Sorprende esta prensa negativa precisamente cuando, debido al interés que continúa suscitando el soneto, buena parte de nuestros poetas más reconocidos continuaron cultivándolo. Y es que, más allá de su creación “como instrumento para cantar el amor” —desde Petrarca, pasando por Lope (“un soneto me manda hacer violante”)—, el soneto se presta hoy, según Maraña, “tanto a la exhortación, vindicación, denuncia, cuestión y cuestación, aliento del pensamiento, como argucia para el sarcasmo”; en definitiva: se presta “para todo aquello que el escritor considera conveniente o inconveniente en su discurso intelectual”. Y ello a pesar de la dificultad que conlleva su concepción, pues “no todos los poetas nacieron para hacer sonetos”. Porque, como bien dice el leonés, “si no todos los poetas pueden escribir un soneto, no todos los sonetistas pueden entrar en el territorio de los clásicos”. Se precisa un amplio dominio del lenguaje, una sensibilidad para llevar al lector por el viaje de sus versos y para depararle una sorpresa final; pero, sobre todo, resulta crucial una certera construcción poética e incluso musical. Porque, no lo olvidemos, el poema es también canción y canto. Con Homero y su “odisea” se inició la poesía declamada, aprendida de memoria y expuesta con entonación para interés del público —la tradición oral, en suma—; luego llegaron los trovadores acompañados también de sus instrumentos y, por fin, el lied como poesía acompañada de la música pura; así hasta nuestros días con la poesía de los cantautores, como será el caso también de Ramos de la Torre, quien ha ideado melodías para versos de, entre otros, sus admirados y amigos Claudio Rodríguez o Agustín García Calvo. Uno de sus poemas, “De la guitarra”, es claro homenaje al instrumento a través del cual canta sus palabras: “Inquieto pentagrama cuerda a cuerda, / del agudo el arpegio entrando al grave. / Vector de lo vibrante que recuerda / el vuelo de las notas, ala y ave, / abriendo en el compás la mano izquierda / a la tensión y al ritmo de su clave”).

Por encima de la construcción formal del soneto, estará su contenido, aquello que desea expresarse como mensaje, para tocar al lector en lo más profundo de su ser, despertando sentimientos cruciales en su carácter humano.
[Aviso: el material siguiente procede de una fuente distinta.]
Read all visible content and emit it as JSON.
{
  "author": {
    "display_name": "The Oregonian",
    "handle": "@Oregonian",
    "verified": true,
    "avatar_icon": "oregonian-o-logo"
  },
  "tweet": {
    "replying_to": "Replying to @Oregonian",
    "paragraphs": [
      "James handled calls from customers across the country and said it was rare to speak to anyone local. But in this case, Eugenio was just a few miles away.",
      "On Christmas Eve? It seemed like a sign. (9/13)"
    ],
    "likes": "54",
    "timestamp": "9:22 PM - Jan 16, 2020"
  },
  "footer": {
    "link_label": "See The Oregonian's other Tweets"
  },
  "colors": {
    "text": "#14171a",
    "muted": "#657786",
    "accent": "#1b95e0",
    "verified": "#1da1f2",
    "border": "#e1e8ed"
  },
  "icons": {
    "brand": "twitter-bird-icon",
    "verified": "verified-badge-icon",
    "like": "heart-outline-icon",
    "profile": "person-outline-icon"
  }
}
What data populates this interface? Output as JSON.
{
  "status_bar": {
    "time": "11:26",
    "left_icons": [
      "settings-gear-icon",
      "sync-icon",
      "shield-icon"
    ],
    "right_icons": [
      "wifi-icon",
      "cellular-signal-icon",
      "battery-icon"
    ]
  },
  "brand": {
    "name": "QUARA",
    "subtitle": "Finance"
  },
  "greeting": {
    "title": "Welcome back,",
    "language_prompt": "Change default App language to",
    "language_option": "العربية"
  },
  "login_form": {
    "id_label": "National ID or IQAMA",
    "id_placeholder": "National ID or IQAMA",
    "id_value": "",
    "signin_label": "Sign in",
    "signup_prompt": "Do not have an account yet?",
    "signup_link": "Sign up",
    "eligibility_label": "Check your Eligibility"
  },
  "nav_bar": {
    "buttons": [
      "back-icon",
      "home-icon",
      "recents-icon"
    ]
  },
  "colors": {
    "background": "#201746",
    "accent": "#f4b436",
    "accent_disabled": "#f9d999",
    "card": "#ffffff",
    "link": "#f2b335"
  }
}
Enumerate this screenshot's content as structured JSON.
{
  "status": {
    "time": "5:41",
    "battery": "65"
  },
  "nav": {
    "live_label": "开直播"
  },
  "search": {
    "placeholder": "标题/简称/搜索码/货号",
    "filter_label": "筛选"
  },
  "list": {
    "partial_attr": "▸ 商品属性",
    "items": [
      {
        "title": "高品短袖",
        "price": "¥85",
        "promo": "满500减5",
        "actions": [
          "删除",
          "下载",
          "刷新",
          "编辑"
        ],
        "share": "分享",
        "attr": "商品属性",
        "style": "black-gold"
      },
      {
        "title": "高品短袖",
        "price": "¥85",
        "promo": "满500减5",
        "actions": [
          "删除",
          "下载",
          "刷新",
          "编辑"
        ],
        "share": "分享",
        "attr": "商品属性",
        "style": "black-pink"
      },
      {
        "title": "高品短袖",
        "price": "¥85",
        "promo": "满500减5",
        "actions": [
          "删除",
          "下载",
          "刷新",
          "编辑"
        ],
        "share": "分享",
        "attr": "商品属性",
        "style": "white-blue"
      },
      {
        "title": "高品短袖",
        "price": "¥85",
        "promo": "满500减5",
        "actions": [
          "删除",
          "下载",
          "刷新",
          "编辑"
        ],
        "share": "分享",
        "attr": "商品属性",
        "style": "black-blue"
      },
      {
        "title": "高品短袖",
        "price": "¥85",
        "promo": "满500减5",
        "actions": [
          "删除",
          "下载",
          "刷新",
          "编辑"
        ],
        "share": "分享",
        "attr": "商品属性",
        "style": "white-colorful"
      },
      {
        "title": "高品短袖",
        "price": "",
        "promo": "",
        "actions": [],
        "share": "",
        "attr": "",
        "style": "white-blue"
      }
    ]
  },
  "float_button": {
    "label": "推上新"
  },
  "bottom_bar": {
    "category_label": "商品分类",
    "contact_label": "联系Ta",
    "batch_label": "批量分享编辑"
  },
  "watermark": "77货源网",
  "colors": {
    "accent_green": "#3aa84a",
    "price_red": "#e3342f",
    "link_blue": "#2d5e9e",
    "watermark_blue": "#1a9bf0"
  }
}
El propio Ramos me lo expresaba así, en esa utilización de la estructura del soneto “como un marco sencillamente liberador”: “La idea es que acabe uno escribiendo lo que quiere decir olvidándose hasta de la forma”. Así, Mientras pueda decir se compone de distintas piezas con las que describir un ideario y un sentir personal. Un manifiesto a favor de la comunicación, el entendimiento e incluso la sanación —ya defendían los clásicos el poder de curación a través de la palabra—. Así, en “Una sola verdad”, dice Ramos: “Mientras pueda escribir y lo que afirme / ayude en algo al otro que me lea, / entregaré sin miedo a quien me crea / parte de lo que busco al exigirme / claridad y sentido en lo que escribo / o en todo lo que admiro y lo que leo / en los grandes autores esenciales”.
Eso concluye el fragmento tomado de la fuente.